1. Review awards and agreements:

  • Verify the applicable modern award or enterprise agreement for each employee.
  • There are SO many times I hear clients say “oh, we don’t follow the award” or, “our employees are salaried so the award doesn’t apply”. Statements like this shock me, because I realise how common it is that people actually think it’s true. Where your employees are not covered by an enterprise agreement, they will (more likely than not) be covered by a modern award. This is regardless of the fact that they are paid a salary. This also means that they are entitled to any additional allowances and/or overtime under this award.
  • Stay updated on annual pay guide changes and ensure salary and wage alignment. Modern award pay guides update yearly (usually around 1 July each year) and pay rates usually go up in accordance with inflation rates. We usually advise clients to check the Pay Guide annually (at a minimum) to ensure compliance.

2. Scrutinise payroll practices:

  • Ensure compliance with minimum wage, overtime, and other entitlements.

  • Correctly classify employees based on their roles and responsibilities.

  • Timely and accurately pay superannuation contributions.

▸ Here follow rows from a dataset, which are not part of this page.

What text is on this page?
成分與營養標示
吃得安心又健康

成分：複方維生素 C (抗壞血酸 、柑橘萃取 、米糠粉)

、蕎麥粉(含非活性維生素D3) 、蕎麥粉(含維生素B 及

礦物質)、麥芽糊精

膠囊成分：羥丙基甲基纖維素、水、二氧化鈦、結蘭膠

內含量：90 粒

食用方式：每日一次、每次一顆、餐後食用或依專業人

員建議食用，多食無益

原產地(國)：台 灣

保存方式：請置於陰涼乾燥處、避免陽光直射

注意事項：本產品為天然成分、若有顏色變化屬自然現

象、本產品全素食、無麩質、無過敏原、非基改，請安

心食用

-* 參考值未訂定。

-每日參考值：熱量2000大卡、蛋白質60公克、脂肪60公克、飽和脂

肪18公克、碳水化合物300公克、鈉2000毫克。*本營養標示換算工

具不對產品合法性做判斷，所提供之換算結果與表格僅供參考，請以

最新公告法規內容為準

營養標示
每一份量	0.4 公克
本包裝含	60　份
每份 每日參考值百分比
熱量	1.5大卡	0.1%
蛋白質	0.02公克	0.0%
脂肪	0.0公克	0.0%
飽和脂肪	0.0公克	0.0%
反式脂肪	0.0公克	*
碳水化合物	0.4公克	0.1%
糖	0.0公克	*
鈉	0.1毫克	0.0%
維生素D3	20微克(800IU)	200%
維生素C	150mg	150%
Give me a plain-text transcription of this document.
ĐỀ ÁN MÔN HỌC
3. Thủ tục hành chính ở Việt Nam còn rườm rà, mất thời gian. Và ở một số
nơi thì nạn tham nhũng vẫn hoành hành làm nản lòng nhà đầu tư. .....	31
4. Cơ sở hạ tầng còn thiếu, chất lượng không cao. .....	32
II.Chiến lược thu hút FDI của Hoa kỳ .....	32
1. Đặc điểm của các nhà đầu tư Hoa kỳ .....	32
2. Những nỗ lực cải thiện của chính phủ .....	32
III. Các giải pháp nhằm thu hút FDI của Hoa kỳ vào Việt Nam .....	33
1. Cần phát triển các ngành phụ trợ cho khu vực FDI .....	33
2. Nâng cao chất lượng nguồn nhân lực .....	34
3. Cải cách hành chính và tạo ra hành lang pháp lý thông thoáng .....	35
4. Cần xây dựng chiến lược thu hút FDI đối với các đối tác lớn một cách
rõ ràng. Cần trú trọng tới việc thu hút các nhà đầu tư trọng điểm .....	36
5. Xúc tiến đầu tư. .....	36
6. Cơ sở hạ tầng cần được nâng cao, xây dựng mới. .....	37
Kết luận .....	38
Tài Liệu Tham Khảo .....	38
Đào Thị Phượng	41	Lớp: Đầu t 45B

3. Invest in training and technology:

  • Train HR and payroll staff on wage compliance and award interpretation.
  • Utilise modern payroll software to streamline processes and reduce errors.

4. Seek expert advice:

  • Consult with employment law professionals to clarify obligations and implement best practices.

The high-profile underpayment scandals of recent years serve as a stark reminder of the severe financial and reputational consequences that businesses face for wage theft.

By understanding the new laws and taking proactive measures, employers can protect their businesses and ensure fair treatment of their employees.